## Using mlexp to estimate endogenous treatment effects in a heteroskedastic probit model

I use features new to Stata 14.1 to estimate an average treatment effect (ATE) for a heteroskedastic probit model with an endogenous treatment. In 14.1, we added new prediction statistics after **mlexp** that **margins** can use to estimate an ATE.

I am building on a previous post in which I demonstrated how to use **mlexp** to estimate the parameters of a probit model with an endogenous treatment and used **margins** to estimate the ATE for the model Using mlexp to estimate endogenous treatment effects in a probit model. Currently, no official commands estimate the heteroskedastic probit model with an endogenous treatment, so in this post I show how **mlexp** can be used to extend the models estimated by Stata.

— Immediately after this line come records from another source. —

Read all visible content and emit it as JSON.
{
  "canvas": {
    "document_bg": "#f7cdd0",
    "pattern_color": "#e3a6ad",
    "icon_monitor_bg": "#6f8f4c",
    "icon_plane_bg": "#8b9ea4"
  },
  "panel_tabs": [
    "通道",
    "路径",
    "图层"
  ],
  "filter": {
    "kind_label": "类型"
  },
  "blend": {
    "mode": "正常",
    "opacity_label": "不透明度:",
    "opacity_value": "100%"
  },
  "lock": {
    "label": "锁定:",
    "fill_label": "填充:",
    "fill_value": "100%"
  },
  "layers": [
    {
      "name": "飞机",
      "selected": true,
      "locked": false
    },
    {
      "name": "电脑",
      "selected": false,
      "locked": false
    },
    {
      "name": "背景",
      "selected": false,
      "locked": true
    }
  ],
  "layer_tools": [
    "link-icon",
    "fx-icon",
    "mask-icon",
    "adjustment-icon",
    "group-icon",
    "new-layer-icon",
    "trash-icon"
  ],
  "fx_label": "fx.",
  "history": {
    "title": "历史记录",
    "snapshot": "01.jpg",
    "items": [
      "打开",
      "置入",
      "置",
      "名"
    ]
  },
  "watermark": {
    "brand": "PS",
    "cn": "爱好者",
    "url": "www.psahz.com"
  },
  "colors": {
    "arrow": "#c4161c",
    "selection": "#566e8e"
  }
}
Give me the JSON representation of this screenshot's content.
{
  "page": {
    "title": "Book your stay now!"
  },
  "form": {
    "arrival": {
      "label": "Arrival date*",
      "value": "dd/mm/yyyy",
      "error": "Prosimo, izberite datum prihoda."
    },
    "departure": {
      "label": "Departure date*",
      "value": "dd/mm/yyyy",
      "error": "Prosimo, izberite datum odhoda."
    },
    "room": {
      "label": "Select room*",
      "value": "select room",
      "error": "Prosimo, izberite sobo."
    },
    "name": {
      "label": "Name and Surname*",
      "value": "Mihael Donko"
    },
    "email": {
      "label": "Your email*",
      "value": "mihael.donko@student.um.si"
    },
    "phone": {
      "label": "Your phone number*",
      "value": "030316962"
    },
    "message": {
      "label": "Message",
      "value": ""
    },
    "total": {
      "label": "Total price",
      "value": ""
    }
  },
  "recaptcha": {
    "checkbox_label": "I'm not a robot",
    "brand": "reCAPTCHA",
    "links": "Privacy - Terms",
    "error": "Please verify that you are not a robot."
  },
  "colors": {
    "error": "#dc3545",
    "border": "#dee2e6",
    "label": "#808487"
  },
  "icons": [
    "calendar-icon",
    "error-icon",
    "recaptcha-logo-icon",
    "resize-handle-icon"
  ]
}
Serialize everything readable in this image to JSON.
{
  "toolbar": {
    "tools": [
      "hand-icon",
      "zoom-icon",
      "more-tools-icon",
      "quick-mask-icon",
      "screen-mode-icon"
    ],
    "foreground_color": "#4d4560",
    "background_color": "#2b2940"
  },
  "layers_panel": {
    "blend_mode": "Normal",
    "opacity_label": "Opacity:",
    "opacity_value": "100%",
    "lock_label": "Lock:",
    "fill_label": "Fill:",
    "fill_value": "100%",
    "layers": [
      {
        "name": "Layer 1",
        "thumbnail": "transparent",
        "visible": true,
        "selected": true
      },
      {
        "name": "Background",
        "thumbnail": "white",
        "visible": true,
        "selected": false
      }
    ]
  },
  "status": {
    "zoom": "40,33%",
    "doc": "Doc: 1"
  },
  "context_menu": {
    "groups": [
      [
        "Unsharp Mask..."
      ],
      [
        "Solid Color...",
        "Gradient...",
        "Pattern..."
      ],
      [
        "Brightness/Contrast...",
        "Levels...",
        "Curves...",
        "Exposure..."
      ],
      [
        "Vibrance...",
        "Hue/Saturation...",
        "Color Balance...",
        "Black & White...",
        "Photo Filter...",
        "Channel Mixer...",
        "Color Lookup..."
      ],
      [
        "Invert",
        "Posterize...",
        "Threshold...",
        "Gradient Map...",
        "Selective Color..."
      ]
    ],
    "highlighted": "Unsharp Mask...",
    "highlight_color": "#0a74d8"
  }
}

**Heteroskedastic probit model**

For binary outcome \(y_i\) and regressors \({\bf x}_i\), the probit model assumes

\[\begin{equation}

y_i = {\bf 1}({\bf x}_i{\boldsymbol \beta} + \epsilon_i > 0)

\end{equation}\]

The indicator function \({\bf 1}(\cdot)\) outputs 1 when its input is true and outputs 0 otherwise. The error \(\epsilon_i\) is standard normal.

Assuming that the error has constant variance may not always be wise. Suppose we are studying a certain business decision. Large firms, because they have the resources to take chances, may exhibit more variation in the factors that affect their decision than small firms.

In the heteroskedastic probit model, regressors \({\bf w}_i\) determine the variance of \(\epsilon_i\). Following Harvey (1976), we have

\[\begin{equation} \mbox{Var}\left(\epsilon_i\right) = \left\{\exp\left({\bf

w}_i{\boldsymbol \gamma}\right)\right\}^2 \nonumber \end{equation}\]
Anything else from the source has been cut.